Ultrastructural analysis of sympathetic neuromuscular junctions on mesenteric veins of the guinea pig.

This study reports on the detailed ultrastructure of sympathetic postganglionic varicose axon terminals on mesenteric veins leading from the ileum of the guinea pig and in particular the structural arrangement of the varicosities with venous smooth muscle cells. The response to nerve stimulation in veins has a long time course and it has been suggested that this reflects a wide separation between the site of transmitter release and the receptors on the effector cell membrane. The aim of this study was to determine the distance between individual sympathetic varicosities and smooth muscle cells in mesenteric veins. Fluorescent histochemical preparations of the sympathetic innervation of the different branches of mesenteric veins indicate the branching network of varicose axons around the vessel to be relatively dense. Electron micrographs show the innervation to be confined to the adventitia close to the medio-adventitial border and to be predominantly catecholaminergic.
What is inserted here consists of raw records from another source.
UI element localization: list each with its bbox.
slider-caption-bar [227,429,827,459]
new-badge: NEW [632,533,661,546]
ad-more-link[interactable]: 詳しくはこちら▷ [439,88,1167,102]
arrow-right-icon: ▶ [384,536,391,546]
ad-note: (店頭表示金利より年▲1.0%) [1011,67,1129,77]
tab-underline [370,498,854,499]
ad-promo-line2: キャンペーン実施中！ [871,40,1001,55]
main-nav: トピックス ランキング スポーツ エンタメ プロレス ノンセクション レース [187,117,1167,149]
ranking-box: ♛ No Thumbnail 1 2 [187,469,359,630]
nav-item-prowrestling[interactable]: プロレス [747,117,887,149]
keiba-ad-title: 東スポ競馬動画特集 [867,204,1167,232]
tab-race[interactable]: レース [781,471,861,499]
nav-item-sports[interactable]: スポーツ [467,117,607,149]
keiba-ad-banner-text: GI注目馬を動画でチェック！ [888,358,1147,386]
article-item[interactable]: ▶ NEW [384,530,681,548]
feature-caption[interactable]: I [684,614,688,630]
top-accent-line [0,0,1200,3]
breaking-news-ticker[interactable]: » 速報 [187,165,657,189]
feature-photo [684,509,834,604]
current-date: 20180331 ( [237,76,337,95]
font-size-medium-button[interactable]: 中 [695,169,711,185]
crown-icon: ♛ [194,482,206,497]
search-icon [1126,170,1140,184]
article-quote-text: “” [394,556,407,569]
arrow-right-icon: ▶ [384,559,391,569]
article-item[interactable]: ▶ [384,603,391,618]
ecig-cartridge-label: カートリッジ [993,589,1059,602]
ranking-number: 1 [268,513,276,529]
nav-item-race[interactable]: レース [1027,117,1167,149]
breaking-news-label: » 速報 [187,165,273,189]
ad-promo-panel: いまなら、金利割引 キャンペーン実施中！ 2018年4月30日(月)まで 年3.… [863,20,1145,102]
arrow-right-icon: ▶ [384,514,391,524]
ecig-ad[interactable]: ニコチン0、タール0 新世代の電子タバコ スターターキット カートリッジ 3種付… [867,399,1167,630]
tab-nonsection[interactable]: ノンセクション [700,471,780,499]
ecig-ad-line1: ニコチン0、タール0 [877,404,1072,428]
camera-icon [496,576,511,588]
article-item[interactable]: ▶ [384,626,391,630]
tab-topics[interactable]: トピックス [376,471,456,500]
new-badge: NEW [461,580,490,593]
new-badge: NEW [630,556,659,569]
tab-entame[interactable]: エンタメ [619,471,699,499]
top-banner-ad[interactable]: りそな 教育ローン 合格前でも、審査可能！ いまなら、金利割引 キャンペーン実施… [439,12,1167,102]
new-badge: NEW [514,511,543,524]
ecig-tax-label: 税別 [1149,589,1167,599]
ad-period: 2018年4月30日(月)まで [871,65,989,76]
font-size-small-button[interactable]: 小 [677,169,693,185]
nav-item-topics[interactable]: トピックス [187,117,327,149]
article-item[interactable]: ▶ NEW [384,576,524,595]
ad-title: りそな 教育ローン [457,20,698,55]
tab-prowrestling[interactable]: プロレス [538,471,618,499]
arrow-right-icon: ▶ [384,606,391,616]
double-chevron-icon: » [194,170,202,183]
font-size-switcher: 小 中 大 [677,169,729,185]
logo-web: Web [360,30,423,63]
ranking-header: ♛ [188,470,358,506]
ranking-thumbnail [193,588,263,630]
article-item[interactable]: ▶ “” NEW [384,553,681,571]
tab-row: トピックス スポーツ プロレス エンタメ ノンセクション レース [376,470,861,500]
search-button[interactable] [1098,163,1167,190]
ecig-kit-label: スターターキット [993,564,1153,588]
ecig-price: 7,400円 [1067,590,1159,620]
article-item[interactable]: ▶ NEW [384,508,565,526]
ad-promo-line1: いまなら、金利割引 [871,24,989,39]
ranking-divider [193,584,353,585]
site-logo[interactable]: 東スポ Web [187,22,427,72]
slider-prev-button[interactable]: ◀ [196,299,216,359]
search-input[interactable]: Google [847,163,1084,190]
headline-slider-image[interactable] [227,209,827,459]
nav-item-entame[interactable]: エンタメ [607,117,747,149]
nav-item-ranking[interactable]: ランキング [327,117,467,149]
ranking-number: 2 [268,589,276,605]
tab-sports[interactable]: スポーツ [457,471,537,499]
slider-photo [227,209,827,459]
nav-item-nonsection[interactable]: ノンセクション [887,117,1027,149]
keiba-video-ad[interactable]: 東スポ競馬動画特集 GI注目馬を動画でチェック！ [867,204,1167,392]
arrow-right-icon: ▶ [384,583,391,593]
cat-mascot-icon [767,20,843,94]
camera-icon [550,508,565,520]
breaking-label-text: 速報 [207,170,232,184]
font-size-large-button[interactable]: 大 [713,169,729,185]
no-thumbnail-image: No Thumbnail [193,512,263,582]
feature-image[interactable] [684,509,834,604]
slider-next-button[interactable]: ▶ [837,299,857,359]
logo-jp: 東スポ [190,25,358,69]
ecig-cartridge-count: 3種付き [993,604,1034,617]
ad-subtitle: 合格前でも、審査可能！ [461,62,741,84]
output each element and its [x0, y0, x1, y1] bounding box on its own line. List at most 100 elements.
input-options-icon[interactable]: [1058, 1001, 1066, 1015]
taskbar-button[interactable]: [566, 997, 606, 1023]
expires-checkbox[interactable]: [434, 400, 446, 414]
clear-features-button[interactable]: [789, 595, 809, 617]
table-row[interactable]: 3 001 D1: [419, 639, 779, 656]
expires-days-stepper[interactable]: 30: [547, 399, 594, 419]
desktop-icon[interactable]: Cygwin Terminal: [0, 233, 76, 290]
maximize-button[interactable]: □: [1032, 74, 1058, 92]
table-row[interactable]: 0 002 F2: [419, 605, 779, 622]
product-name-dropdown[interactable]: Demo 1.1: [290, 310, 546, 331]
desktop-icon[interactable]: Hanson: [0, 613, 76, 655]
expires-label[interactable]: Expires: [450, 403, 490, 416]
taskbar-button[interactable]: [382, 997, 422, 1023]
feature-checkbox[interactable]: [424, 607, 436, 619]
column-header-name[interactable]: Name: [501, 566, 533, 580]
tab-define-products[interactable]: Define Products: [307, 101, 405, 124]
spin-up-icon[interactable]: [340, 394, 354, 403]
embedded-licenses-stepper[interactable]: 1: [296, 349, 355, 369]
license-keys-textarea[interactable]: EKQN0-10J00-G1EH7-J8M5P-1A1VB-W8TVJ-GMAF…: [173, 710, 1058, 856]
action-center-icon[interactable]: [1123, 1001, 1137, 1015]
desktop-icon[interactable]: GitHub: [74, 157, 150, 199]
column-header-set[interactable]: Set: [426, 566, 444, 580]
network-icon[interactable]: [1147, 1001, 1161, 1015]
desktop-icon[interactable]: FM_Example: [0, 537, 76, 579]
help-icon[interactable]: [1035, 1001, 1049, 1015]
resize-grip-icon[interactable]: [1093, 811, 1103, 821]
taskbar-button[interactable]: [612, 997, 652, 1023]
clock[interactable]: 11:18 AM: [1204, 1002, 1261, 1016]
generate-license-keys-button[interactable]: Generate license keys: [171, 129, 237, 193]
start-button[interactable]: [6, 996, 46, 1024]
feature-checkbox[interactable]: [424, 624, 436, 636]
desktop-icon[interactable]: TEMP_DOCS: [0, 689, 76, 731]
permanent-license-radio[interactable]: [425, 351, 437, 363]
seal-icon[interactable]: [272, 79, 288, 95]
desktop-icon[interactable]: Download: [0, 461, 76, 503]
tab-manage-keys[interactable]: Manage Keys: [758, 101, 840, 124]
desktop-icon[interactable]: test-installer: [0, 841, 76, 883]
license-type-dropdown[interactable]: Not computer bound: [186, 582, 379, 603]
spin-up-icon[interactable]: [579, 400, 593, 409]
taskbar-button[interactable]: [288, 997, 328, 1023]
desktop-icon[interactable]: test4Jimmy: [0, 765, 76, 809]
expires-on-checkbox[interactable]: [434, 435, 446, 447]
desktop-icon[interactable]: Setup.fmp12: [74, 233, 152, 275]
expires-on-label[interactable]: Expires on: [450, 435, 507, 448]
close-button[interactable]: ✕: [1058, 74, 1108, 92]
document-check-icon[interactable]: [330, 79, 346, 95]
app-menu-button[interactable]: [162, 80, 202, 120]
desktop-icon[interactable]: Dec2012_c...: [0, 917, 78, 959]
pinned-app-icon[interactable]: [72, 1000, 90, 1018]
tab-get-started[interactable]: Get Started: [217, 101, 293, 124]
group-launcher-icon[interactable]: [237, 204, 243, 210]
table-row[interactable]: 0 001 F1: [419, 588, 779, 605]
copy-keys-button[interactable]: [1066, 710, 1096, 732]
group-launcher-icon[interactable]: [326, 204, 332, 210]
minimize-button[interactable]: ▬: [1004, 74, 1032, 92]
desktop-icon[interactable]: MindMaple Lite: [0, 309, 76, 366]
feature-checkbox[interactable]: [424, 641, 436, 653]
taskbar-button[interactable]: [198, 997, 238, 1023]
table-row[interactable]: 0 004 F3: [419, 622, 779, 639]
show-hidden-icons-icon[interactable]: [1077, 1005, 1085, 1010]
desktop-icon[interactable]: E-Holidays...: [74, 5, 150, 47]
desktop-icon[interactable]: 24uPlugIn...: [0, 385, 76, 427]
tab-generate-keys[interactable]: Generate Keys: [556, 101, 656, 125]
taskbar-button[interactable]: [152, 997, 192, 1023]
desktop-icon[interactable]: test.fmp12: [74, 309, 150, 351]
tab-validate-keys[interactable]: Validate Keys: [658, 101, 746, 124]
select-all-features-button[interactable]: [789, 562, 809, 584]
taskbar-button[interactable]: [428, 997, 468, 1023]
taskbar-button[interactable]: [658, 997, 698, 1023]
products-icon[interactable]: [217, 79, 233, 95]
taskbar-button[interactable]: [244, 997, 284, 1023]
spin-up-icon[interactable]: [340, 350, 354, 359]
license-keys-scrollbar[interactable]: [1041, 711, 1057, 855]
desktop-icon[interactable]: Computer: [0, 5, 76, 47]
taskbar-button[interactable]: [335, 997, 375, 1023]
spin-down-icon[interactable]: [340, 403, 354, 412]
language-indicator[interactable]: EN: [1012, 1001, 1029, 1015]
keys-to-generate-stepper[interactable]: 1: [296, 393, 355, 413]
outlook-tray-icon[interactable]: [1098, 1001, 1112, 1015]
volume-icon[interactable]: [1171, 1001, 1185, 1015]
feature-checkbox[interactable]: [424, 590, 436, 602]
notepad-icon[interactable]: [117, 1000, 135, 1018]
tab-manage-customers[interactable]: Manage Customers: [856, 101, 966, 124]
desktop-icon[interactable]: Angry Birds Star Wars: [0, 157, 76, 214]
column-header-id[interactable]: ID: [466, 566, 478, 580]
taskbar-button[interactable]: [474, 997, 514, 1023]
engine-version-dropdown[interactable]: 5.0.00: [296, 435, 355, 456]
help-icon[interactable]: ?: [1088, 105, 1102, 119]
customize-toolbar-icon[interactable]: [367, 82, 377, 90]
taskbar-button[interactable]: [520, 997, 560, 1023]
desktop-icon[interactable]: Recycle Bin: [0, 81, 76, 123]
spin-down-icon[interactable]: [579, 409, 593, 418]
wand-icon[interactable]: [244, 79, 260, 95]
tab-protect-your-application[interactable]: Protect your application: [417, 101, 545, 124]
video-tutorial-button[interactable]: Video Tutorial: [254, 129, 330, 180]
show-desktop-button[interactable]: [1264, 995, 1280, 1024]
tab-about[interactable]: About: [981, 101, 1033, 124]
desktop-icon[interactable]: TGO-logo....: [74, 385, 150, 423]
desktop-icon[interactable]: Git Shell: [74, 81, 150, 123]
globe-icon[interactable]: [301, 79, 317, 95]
A serial section ultrastructural analysis of the relationship of the varicosities with the outer smooth muscle cells showed that almost all (98%) of the exposed axon varicosities in the adventitia formed neuromuscular junctions. Three-dimensional reconstructions from serial sections of individual varicosities have shown that the junctions have structural specialisations identical to neuromuscular junctions described on arterial vessels and similar to those found at skeletal neuromuscular junctions. The density of neuromuscular junctions on the veins was found to be similar to that on the corresponding artery in the same animal. We suggest that in veins, noradrenaline is released focally at neuromuscular junctions.